Virender Sehwag – Rara Avis

Those for whom the bleep test is an approaching nightmare, the yoyo a yearning easily ignored, the skin-fold measuring device as welcome as a dentist’s drill, the press conference a void to be avoided and foot movement a distraction from the job of laying bat on ball, Virenda Sehwag is an idol.

Well, he may not be as fond of full-fat ice cream as Samit Patel, but he looks as if he enjoys food, doesn’t enjoy exercise and could be a computer salesman off the cricket pitch with short sleeve shirt and chinos rather than one of the world’s most exceptional batsmen.

But mark well, there is a great deal of technical skill and discipline on show when Sehwag bats.

In a game that takes place in the four dimensions of in/out, up/down, here/there and time, the odds are far better if the batsman uses either a perfectly perpendicular or a perfectly horizontal bat – anything in between increases the difficulties of meeting the ball at the batsman’s choice of contact point. 

In fact, it is more important that you hold to the straight and the horizontal than that you use the full face of the bat. 

Sobers and Lara both had the knack of applying the same swing but varying the amount of the face that was applied to the ball.  They could ‘slice’ and intentionally reach the straightest or finest of third man and fine leg boundaries.

Ditto Virender.

This special technique can only be built upon a spectacular pair of eyes but when these rare things come together you have master batsmen who can drive a ball in an arc of over 270 degrees, all along the ground, over the in-field or across the rope, whichever they choose.

This gives them so many relatively safe scoring directions from an identical ball that they pierce the field at will.

The early Ben Hollioake looked to have the same skill, but cricket was robbed of the chance to see how he would use it.
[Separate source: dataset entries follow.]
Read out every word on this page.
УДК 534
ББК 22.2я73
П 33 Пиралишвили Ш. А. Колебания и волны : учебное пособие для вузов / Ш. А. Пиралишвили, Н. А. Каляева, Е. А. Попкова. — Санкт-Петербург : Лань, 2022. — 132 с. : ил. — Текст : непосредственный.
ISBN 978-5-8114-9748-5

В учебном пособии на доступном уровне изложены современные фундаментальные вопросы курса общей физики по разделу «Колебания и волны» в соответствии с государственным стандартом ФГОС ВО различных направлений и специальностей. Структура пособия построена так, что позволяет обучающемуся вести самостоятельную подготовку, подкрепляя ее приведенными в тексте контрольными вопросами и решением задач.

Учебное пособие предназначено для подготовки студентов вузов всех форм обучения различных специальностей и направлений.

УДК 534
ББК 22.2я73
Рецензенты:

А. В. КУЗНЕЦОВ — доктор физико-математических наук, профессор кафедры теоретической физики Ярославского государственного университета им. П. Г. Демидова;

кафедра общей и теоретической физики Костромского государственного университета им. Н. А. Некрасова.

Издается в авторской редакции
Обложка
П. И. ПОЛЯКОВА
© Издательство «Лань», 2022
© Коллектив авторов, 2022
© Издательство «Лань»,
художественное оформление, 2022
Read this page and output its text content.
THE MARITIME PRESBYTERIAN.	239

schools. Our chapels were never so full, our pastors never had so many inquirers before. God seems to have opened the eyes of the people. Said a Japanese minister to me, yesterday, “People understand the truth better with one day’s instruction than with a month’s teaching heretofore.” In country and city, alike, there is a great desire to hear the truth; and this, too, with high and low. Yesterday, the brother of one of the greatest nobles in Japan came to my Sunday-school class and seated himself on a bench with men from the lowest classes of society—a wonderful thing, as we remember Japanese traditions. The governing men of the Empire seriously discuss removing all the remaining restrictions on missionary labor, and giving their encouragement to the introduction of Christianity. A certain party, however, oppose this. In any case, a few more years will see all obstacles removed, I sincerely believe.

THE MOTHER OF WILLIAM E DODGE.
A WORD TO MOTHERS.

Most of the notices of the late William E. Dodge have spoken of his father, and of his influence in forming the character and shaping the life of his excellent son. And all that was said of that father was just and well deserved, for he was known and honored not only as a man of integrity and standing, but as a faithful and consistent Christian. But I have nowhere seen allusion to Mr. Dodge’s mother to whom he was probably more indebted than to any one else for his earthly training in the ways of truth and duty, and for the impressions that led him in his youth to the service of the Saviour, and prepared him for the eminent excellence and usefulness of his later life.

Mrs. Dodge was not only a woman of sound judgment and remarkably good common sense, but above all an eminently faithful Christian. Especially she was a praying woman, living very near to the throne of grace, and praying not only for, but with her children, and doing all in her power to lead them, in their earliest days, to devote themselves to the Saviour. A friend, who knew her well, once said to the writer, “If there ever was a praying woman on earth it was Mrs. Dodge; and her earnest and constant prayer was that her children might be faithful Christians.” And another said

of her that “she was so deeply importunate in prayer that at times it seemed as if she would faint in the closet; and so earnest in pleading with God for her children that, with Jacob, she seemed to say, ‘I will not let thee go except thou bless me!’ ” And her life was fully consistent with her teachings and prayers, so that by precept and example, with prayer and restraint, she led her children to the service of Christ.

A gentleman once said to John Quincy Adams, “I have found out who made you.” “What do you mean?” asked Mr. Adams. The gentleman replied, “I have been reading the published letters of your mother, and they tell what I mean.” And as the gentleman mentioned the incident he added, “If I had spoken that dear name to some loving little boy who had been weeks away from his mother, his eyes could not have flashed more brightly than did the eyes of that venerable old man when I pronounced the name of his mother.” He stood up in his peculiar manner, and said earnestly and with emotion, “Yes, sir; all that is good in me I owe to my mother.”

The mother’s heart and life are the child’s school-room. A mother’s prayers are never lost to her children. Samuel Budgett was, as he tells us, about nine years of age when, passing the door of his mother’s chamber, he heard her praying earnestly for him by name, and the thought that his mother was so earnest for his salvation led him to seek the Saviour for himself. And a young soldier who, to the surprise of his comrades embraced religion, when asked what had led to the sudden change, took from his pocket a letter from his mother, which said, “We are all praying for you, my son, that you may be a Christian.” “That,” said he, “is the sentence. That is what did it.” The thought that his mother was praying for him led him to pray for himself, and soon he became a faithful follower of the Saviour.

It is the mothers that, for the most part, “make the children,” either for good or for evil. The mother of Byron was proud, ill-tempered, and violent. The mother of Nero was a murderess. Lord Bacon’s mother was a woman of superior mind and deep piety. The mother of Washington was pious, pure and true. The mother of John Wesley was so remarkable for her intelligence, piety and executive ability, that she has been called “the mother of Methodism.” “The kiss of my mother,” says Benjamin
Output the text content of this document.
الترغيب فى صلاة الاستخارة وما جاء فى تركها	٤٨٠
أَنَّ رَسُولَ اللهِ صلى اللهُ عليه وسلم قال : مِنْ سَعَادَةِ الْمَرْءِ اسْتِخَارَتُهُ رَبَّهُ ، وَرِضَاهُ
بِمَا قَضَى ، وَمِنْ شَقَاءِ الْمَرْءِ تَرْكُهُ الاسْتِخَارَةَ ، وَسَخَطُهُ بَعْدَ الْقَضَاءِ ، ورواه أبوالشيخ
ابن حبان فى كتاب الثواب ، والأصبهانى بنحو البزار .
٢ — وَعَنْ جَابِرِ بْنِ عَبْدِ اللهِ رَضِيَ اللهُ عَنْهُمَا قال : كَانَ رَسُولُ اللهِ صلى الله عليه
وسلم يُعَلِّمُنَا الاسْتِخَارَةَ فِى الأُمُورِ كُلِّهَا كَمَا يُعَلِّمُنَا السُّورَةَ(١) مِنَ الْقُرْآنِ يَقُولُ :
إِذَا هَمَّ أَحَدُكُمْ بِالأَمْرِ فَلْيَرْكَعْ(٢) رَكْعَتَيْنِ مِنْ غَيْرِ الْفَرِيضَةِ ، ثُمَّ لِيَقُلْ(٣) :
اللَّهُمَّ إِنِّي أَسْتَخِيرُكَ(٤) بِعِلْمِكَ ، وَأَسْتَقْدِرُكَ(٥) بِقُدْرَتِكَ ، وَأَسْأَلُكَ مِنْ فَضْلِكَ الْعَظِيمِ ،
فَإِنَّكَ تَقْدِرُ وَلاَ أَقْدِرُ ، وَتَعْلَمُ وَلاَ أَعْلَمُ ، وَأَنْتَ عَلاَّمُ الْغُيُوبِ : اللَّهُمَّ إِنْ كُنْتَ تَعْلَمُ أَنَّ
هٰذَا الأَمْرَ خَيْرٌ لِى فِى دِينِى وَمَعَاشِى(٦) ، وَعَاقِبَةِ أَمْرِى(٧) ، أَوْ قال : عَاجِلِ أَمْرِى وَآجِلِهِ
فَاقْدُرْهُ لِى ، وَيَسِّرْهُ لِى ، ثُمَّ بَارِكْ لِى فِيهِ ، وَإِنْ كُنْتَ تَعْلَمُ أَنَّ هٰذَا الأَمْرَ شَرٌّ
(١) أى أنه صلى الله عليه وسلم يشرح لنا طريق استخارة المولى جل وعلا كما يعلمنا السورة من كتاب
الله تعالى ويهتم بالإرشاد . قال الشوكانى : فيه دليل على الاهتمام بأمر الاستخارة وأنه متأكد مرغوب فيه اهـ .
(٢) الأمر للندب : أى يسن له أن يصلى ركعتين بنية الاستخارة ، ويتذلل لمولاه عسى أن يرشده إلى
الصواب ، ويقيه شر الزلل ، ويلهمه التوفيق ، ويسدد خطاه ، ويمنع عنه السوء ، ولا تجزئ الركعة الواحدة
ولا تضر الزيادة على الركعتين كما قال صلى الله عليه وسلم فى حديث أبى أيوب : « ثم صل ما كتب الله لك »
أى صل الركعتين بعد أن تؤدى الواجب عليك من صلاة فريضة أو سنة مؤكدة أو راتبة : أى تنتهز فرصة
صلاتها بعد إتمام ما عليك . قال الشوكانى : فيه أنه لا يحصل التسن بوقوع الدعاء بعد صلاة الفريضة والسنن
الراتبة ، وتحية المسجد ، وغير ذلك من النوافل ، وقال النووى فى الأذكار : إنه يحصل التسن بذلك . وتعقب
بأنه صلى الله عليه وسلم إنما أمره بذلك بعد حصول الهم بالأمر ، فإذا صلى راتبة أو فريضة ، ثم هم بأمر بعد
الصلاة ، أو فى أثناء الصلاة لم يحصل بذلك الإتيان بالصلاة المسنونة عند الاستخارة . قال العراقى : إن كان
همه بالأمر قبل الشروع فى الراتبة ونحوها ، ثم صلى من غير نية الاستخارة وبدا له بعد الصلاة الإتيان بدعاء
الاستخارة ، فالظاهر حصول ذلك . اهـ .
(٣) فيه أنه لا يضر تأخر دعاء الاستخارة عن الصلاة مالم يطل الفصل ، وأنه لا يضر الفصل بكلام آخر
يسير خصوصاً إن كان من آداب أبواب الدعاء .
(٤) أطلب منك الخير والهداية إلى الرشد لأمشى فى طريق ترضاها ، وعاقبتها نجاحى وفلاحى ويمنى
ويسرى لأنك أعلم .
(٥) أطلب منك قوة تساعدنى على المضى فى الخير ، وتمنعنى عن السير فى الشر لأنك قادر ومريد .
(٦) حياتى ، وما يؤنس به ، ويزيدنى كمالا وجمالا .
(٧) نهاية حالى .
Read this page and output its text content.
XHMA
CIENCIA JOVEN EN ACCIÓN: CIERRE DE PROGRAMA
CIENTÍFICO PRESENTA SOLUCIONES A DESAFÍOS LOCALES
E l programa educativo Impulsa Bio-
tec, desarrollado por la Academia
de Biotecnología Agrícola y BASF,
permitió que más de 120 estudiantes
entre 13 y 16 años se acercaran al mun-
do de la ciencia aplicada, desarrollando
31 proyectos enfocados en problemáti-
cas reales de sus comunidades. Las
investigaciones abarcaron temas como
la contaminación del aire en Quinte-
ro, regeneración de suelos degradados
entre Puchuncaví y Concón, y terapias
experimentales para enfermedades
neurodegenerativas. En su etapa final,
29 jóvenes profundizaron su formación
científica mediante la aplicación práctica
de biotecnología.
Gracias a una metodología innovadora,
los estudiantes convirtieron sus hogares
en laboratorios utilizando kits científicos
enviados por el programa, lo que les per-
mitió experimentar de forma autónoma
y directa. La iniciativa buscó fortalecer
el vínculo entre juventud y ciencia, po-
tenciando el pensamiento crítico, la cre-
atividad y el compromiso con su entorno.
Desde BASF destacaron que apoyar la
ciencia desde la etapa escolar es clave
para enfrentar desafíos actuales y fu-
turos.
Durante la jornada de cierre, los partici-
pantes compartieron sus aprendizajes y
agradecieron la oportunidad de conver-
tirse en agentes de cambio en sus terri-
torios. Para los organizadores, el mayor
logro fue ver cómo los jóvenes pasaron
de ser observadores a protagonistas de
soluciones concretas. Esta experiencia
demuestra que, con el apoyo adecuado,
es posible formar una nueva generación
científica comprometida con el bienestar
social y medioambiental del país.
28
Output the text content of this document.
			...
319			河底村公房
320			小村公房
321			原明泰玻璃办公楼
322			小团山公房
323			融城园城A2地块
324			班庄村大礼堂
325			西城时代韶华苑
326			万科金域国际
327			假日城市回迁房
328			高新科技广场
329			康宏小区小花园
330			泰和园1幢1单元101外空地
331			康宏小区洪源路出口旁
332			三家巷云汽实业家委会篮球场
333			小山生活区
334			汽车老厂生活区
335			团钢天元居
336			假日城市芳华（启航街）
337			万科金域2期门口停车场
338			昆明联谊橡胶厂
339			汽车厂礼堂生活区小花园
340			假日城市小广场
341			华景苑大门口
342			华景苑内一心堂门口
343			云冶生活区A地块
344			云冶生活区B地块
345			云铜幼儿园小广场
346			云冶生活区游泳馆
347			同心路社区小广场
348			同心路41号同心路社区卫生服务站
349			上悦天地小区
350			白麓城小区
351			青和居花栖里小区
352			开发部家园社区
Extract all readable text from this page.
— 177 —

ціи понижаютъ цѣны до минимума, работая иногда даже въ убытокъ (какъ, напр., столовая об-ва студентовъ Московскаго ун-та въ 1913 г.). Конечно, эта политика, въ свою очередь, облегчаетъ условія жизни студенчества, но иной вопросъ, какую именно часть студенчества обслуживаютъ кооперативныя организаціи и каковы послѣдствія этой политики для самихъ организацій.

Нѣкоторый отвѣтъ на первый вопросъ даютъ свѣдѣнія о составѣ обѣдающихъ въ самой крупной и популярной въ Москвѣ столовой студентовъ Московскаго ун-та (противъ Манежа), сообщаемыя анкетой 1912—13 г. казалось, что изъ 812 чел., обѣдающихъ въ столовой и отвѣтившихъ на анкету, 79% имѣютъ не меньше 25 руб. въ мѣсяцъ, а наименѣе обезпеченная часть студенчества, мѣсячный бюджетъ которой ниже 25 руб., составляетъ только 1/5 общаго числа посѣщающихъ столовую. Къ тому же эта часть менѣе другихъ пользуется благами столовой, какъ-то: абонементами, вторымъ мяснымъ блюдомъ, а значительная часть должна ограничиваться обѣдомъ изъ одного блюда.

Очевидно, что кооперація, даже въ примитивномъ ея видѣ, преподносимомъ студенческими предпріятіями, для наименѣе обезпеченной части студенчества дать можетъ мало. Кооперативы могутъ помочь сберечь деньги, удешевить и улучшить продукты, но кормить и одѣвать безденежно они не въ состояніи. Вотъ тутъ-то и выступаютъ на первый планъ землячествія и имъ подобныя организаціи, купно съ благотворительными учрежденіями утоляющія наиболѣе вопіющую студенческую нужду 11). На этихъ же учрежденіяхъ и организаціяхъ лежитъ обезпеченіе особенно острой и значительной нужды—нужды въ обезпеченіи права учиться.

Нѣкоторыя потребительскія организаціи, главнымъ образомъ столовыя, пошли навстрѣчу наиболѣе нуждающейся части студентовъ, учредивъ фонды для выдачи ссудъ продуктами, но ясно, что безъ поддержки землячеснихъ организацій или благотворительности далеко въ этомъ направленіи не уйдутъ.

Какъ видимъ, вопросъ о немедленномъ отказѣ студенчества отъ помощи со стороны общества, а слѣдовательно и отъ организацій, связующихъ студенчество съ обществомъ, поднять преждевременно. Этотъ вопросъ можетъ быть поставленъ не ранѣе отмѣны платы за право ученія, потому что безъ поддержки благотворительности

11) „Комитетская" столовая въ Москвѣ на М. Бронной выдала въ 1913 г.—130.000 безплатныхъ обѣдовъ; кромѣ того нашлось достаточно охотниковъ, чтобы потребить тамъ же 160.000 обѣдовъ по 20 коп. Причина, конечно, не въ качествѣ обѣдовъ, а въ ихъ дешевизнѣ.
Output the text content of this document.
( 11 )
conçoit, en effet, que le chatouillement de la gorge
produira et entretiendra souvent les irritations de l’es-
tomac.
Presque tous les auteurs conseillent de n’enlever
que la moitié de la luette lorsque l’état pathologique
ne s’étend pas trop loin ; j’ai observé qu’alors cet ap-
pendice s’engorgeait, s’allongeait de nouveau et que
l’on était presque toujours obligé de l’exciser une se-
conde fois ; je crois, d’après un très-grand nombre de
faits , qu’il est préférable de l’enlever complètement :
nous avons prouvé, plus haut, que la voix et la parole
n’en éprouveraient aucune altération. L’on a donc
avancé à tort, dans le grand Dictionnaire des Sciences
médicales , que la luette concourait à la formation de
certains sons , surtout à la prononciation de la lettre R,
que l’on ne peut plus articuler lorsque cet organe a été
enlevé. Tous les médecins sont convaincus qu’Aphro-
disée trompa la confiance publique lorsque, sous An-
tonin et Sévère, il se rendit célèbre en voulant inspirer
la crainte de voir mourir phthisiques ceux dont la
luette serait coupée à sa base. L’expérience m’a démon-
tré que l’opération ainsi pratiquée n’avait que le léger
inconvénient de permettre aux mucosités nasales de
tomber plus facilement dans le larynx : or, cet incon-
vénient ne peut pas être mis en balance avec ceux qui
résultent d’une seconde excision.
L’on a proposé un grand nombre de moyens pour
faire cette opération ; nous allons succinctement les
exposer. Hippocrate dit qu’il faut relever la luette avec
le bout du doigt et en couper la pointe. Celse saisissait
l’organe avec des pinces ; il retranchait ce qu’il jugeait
The remarkable thing about Sehwag is that this precision eyesight normally decays with age requiring a mid career change of technique.  Even Sobers and Lara found it harder and harder as they grew older and made adaptions, but Virender treated the world to a superb display this week in his 219 in 149 balls with 25 fours and seven sixes at the age of 33.

 

The conditions and the opponents were ideal but it was still an awesome display.

While the new religionists in cricket put their novitiates through the Inquisition of their gruelling torture physical conditioning, making them more injury prone on the way, they must have to shield their eyes from the heresy Sehwag preaches. 

His creed is sacrilege and all the more full of heavenly wonder for that.

And his calling and running between the wickets? 

Well that is in the Compton class of absolute entertainment.